Wärtsilä 25 ammonia engine gets power upgrade
By Julian Atchison on April 26, 2026
Equivalent to LNG-fueled engine
Wärtsilä has announced an upgraded version of its four-stroke Wärtsilä 25 Ammonia engine, which is now released to the commercial market for deliveries in 2028. The upgrade raises power output to 315 kW per cylinder at 900 rpm and 345 kW per cylinder at 1000 rpm, matching the power level of Wärtsilä’s LNG‑fueled analog (the Wärtsilä 25DF engine). The increased power rating of 1.9-3.1 MW was demonstrated during type approval tests carried out in 2025 under the supervision of classification society representatives.
With decarbonisation front and centre of our strategy, we continue to enhance the capabilities of our ammonia engine solution. This power increase builds on our extensive testing and development work and helps make ammonia‑fuelled ship operations more practical and affordable, while maintaining high standards of safety and reliability.

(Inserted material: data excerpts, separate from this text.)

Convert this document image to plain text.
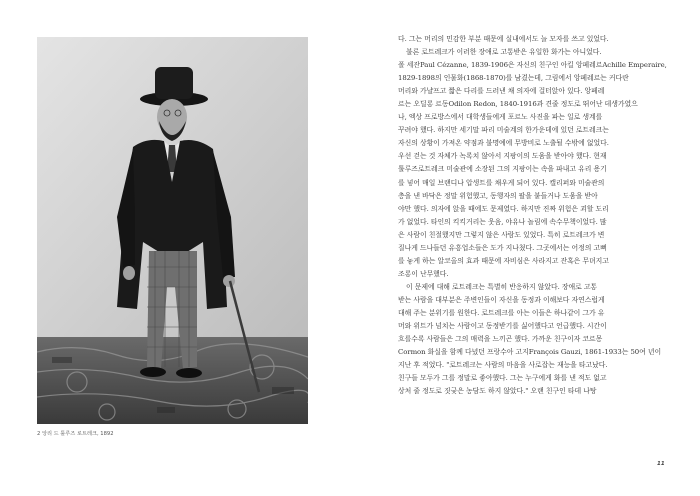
2 앙리 드 툴루즈 로트레크, 1892
다. 그는 머리의 민감한 부분 때문에 실내에서도 늘 모자를 쓰고 있었다.
불론 로트레크가 이러한 장애로 고통받은 유일한 화가는 아니었다.
폴 세잔Paul Cézanne, 1839-1906은 자신의 친구인 아킬 앙페레르Achille Emperaire,
1829-1898의 인물화(1868-1870)를 남겼는데, 그림에서 앙페레르는 커다란
머리와 가냘프고 짧은 다리를 드러낸 채 의자에 걸터앉아 있다. 앙페레
르는 오딜롱 르동Odilon Redon, 1840-1916과 견줄 정도로 뛰어난 데생가였으
나, 엑상 프로방스에서 대학생들에게 포르노 사진을 파는 일로 생계를
꾸려야 했다. 하지만 세기말 파리 미술계의 한가운데에 있던 로트레크는
자신의 상황이 가져온 약점과 불명예에 무방비로 노출될 수밖에 없었다.
우선 걷는 것 자체가 녹록치 않아서 지팡이의 도움을 받아야 했다. 현재
툴루즈로트레크 미술관에 소장된 그의 지팡이는 속을 파내고 유리 용기
를 넣어 매일 브랜디나 압생트를 채우게 되어 있다. 캘리퍼와 미술관의
층을 낸 바닥은 정말 위험했고, 동행자의 팔을 붙들거나 도움을 받아
야만 했다. 의자에 앉을 때에도 문제였다. 하지만 진짜 위험은 괴할 도리
가 없었다. 타인의 킥킥거리는 웃음, 야유나 놀림에 속수무책이었다. 많
은 사람이 친절했지만 그렇지 않은 사람도 있었다. 특히 로트레크가 변
질나게 드나들던 유흥업소들은 도가 지나쳤다. 그곳에서는 어정의 고뻐
를 놓게 하는 알코올의 효과 때문에 자비심은 사라지고 잔혹은 무뎌지고
조롱이 난무했다.
이 문제에 대해 로트레크는 특별히 반응하지 않았다. 장애로 고통
받는 사람을 대부분은 주변인들이 자신을 동정과 이해보다 자연스럽게
대해 주는 분위기를 원한다. 로트레크를 아는 이들은 하나같이 그가 유
머와 위트가 넘치는 사람이고 동정받기를 싫어했다고 언급했다. 시간이
흐를수록 사람들은 그의 매력을 느끼곤 했다. 가까운 친구이자 코르몽
Cormon 화실을 함께 다녔던 프랑수아 고지François Gauzi, 1861-1933는 50여 년이
지난 후 적었다. "로트레크는 사람의 마음을 사로잡는 재능을 타고났다.
친구들 모두가 그를 정말로 좋아했다. 그는 누구에게 화를 낸 적도 없고
상처 줄 정도로 짓궂은 농담도 하지 않았다." 오랜 친구인 타데 나탕
11
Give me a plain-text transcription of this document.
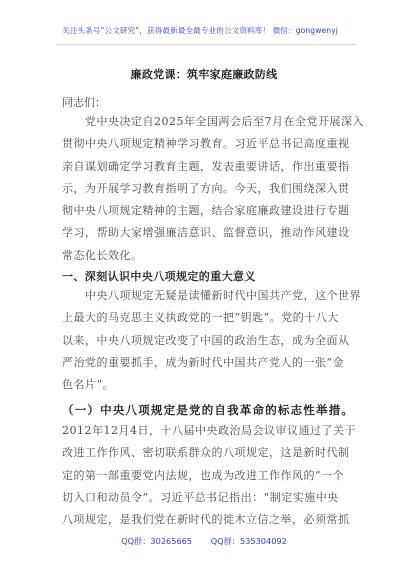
关注头条号“公文研究”，获得最新最全最专业的公文资料库！ 微信：gongwenyj
廉政党课：筑牢家庭廉政防线
同志们：
　　党中央决定自2025年全国两会后至7月在全党开展深入
贯彻中央八项规定精神学习教育。习近平总书记高度重视
亲自谋划确定学习教育主题，发表重要讲话，作出重要指
示，为开展学习教育指明了方向。今天，我们围绕深入贯
彻中央八项规定精神的主题，结合家庭廉政建设进行专题
学习，帮助大家增强廉洁意识、监督意识，推动作风建设
常态化长效化。
一、深刻认识中央八项规定的重大意义
　　中央八项规定无疑是读懂新时代中国共产党，这个世界
上最大的马克思主义执政党的一把“钥匙”。党的十八大
以来，中央八项规定改变了中国的政治生态，成为全面从
严治党的重要抓手，成为新时代中国共产党人的一张“金
色名片”。
（一）中央八项规定是党的自我革命的标志性举措。
2012年12月4日，十八届中央政治局会议审议通过了关于
改进工作作风、密切联系群众的八项规定，这是新时代制
定的第一部重要党内法规，也成为改进工作作风的“一个
切入口和动员令”。习近平总书记指出：“制定实施中央
八项规定，是我们党在新时代的徙木立信之举，必须常抓
QQ群：30265665 QQ群：535304092
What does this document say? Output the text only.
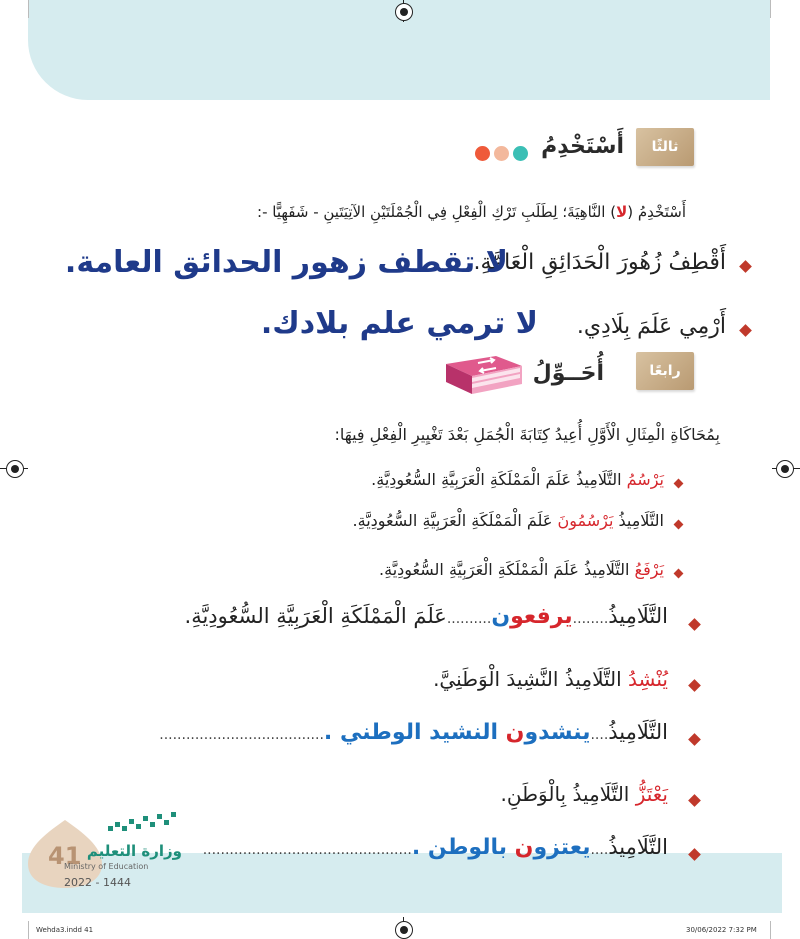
ثالثًا
أَسْتَخْدِمُ
أَسْتَخْدِمُ (لا) النَّاهِيَةَ؛ لِطَلَبِ تَرْكِ الْفِعْلِ فِي الْجُمْلَتَيْنِ الآتِيَتَينِ - شَفَهِيًّا -:
أَقْطِفُ زُهُورَ الْحَدَائِقِ الْعَامَّةِ.
لا تقطف زهور الحدائق العامة.
أَرْمِي عَلَمَ بِلَادِي.
لا ترمي علم بلادك.
رابعًا
أُحَــوِّلُ
بِمُحَاكَاةِ الْمِثَالِ الْأَوَّلِ أُعِيدُ كِتَابَةَ الْجُمَلِ بَعْدَ تَغْيِيرِ الْفِعْلِ فِيهَا:
يَرْسُمُ التَّلَامِيذُ عَلَمَ الْمَمْلَكَةِ الْعَرَبِيَّةِ السُّعُودِيَّةِ.
التَّلَامِيذُ يَرْسُمُونَ عَلَمَ الْمَمْلَكَةِ الْعَرَبِيَّةِ السُّعُودِيَّةِ.
يَرْفَعُ التَّلَامِيذُ عَلَمَ الْمَمْلَكَةِ الْعَرَبِيَّةِ السُّعُودِيَّةِ.
التَّلَامِيذُ........يرفعون..........عَلَمَ الْمَمْلَكَةِ الْعَرَبِيَّةِ السُّعُودِيَّةِ.
يُنْشِدُ التَّلَامِيذُ النَّشِيدَ الْوَطَنِيَّ.
التَّلَامِيذُ....ينشدون النشيد الوطني ......................................
يَعْتَزُّ التَّلَامِيذُ بِالْوَطَنِ.
التَّلَامِيذُ....يعتزون بالوطن ................................................
41 وزارة التعليم
Ministry of Education
2022 - 1444
Wehda3.indd 41	30/06/2022 7:32 PM
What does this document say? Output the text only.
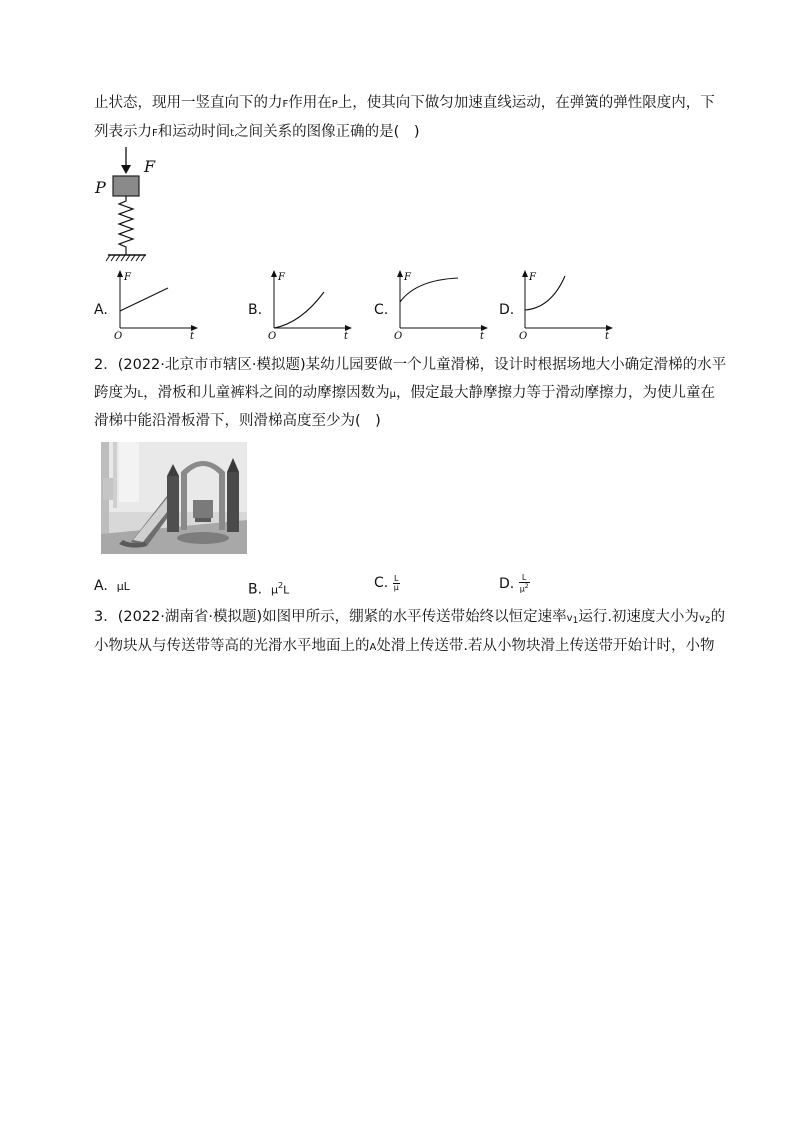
止状态，现用一竖直向下的力F作用在P上，使其向下做匀加速直线运动，在弹簧的弹性限度内，下
列表示力F和运动时间t之间关系的图像正确的是(　)
F
P
A.
F
t
O
B.
F
t
O
C.
F
t
O
D.
F
t
O
2．(2022·北京市市辖区·模拟题)某幼儿园要做一个儿童滑梯，设计时根据场地大小确定滑梯的水平
跨度为L，滑板和儿童裤料之间的动摩擦因数为μ，假定最大静摩擦力等于滑动摩擦力，为使儿童在
滑梯中能沿滑板滑下，则滑梯高度至少为(　)
A. μL	B. $\mu^2L$	C. $\frac{L}{\mu}$	D. $\frac{L}{\mu^2}$
3．(2022·湖南省·模拟题)如图甲所示，绷紧的水平传送带始终以恒定速率$v_1$运行.初速度大小为$v_2$的
小物块从与传送带等高的光滑水平地面上的A处滑上传送带.若从小物块滑上传送带开始计时，小物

Stefan Nysjö, Vice President of Power Supply, Wärtsilä Marine, in his organisation’s official press release, 16 Apr 2026
Click to learn more. The current version of the Wärtsilä 25 Ammonia engine will feature aboard the Viking Energy retrofit. Source: Project Apollo.
Wärtsilä will provide one its current (non-upgraded) units to Skarv Shipping Solutions for deployment on a new timber transport vessel to be built at the Huanghai shipyard in China. The electric-ammonia hybrid vessel design was unveiled last year, and the first newbuild is expected to commence short-sea timber transport routes by mid-2027. As well as the engine itself, Skarv has also ordered Wärtsilä’s complete fuel gas supply system (AmmoniaPac), the Ammonia Release Mitigation System (WARMS), and a selective catalytic reduction (SCR) system designed for exhaust treatment from ammonia engines. Wärtsilä reports emissions from the WARMS system are nitrogen and water, with ammonia slip below 30 ppm (typically below 10 ppm, actual slip was 0 ppm in most testing cases). The engine and safety systems will also feature aboard the Viking Energy vessel retrofit.

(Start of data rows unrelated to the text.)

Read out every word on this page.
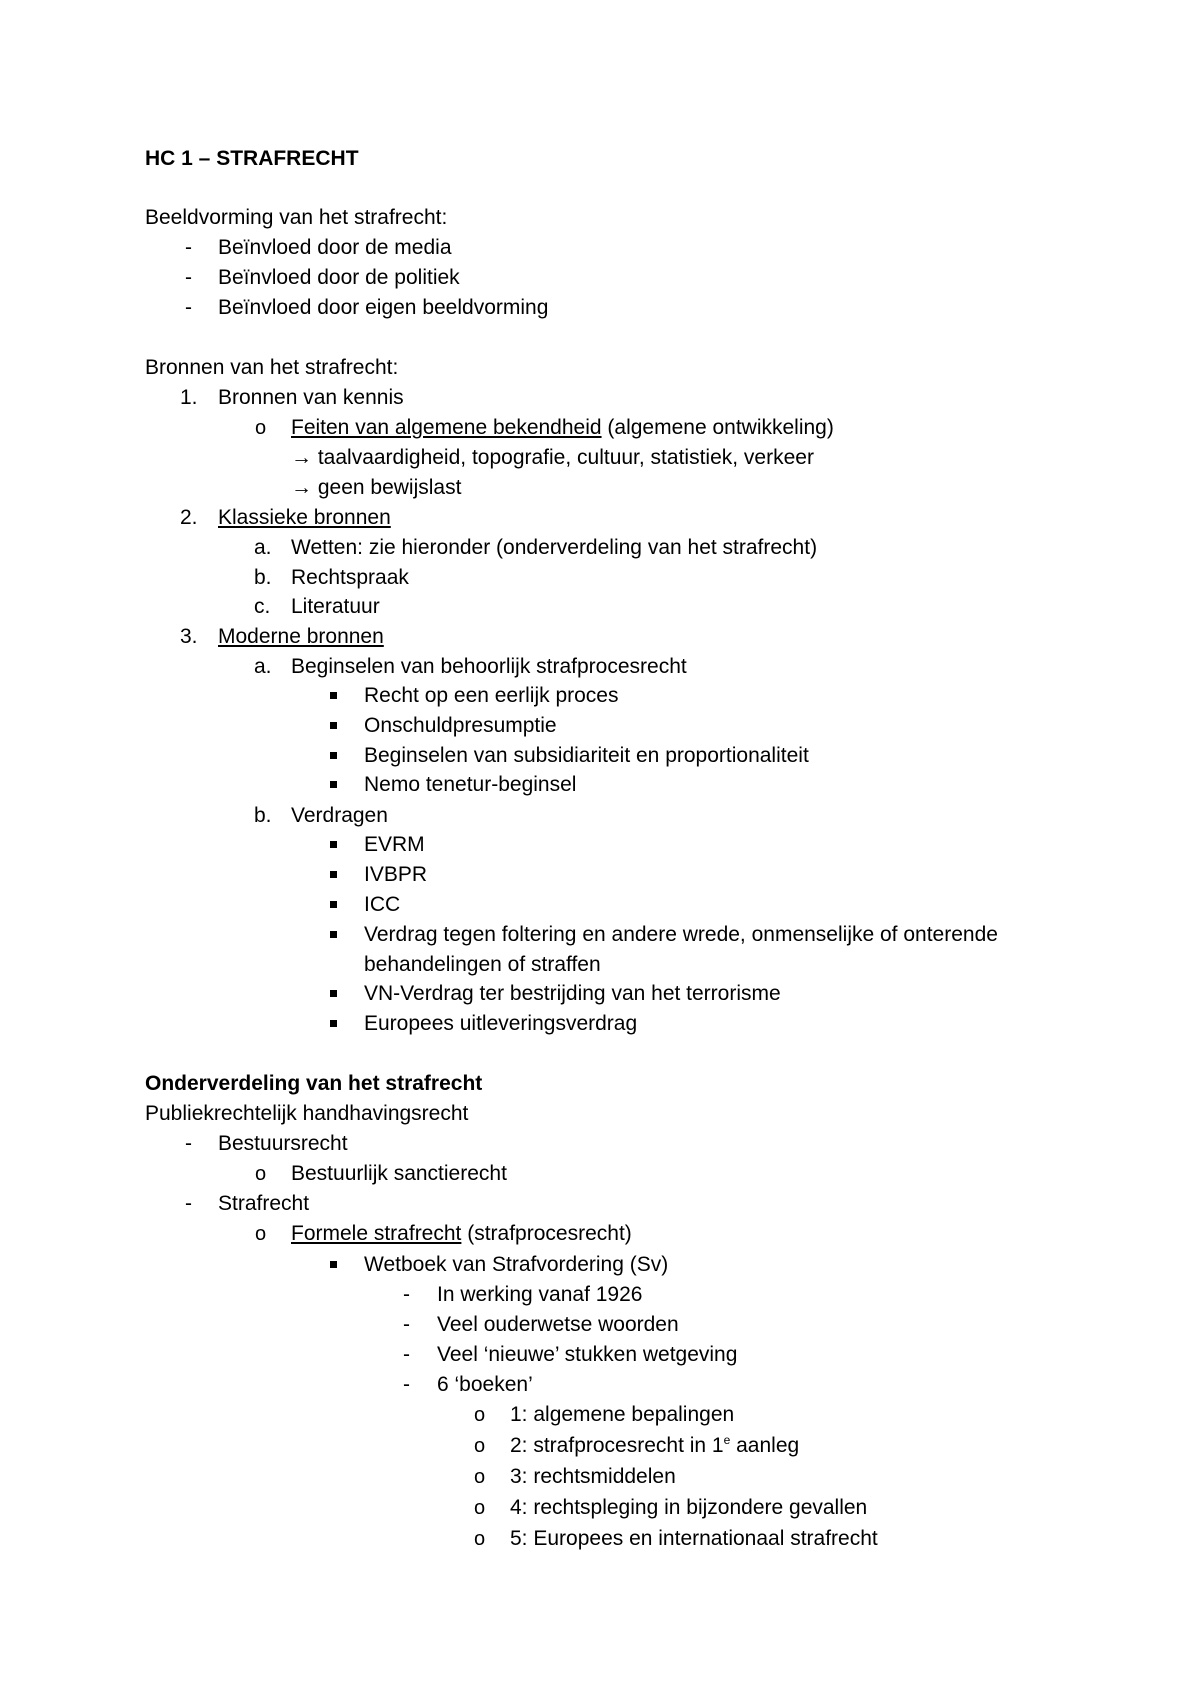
HC 1 – STRAFRECHT
Beeldvorming van het strafrecht:
- Beïnvloed door de media
- Beïnvloed door de politiek
- Beïnvloed door eigen beeldvorming
Bronnen van het strafrecht:
1. Bronnen van kennis
o Feiten van algemene bekendheid (algemene ontwikkeling)
→ taalvaardigheid, topografie, cultuur, statistiek, verkeer
→ geen bewijslast
2. Klassieke bronnen
a. Wetten: zie hieronder (onderverdeling van het strafrecht)
b. Rechtspraak
c. Literatuur
3. Moderne bronnen
a. Beginselen van behoorlijk strafprocesrecht
Recht op een eerlijk proces
Onschuldpresumptie
Beginselen van subsidiariteit en proportionaliteit
Nemo tenetur-beginsel
b. Verdragen
EVRM
IVBPR
ICC
Verdrag tegen foltering en andere wrede, onmenselijke of onterende
behandelingen of straffen
VN-Verdrag ter bestrijding van het terrorisme
Europees uitleveringsverdrag
Onderverdeling van het strafrecht
Publiekrechtelijk handhavingsrecht
- Bestuursrecht
o Bestuurlijk sanctierecht
- Strafrecht
o Formele strafrecht (strafprocesrecht)
Wetboek van Strafvordering (Sv)
- In werking vanaf 1926
- Veel ouderwetse woorden
- Veel ‘nieuwe’ stukken wetgeving
- 6 ‘boeken’
o 1: algemene bepalingen
o 2: strafprocesrecht in 1e aanleg
o 3: rechtsmiddelen
o 4: rechtspleging in bijzondere gevallen
o 5: Europees en internationaal strafrecht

In emissions testing results presented at the 31st CIMAC World Congress in 2025, Wärtsilä has demonstrated that an ammonia-fueled four-stroke engine (with ammonia fuel representing 95% of the energy share) achieves up to 90% percent greenhouse gas (GHG) emission reductions compared to equivalent diesel engines. Detailed N2O and NOX emission results were explored last year, and test results suggest that – with appropriate abatement systems, catalysts, and operating conditions – ammonia-fueled engines are well compliant with IMO limits, and potentially less-polluting than diesel engine analogs.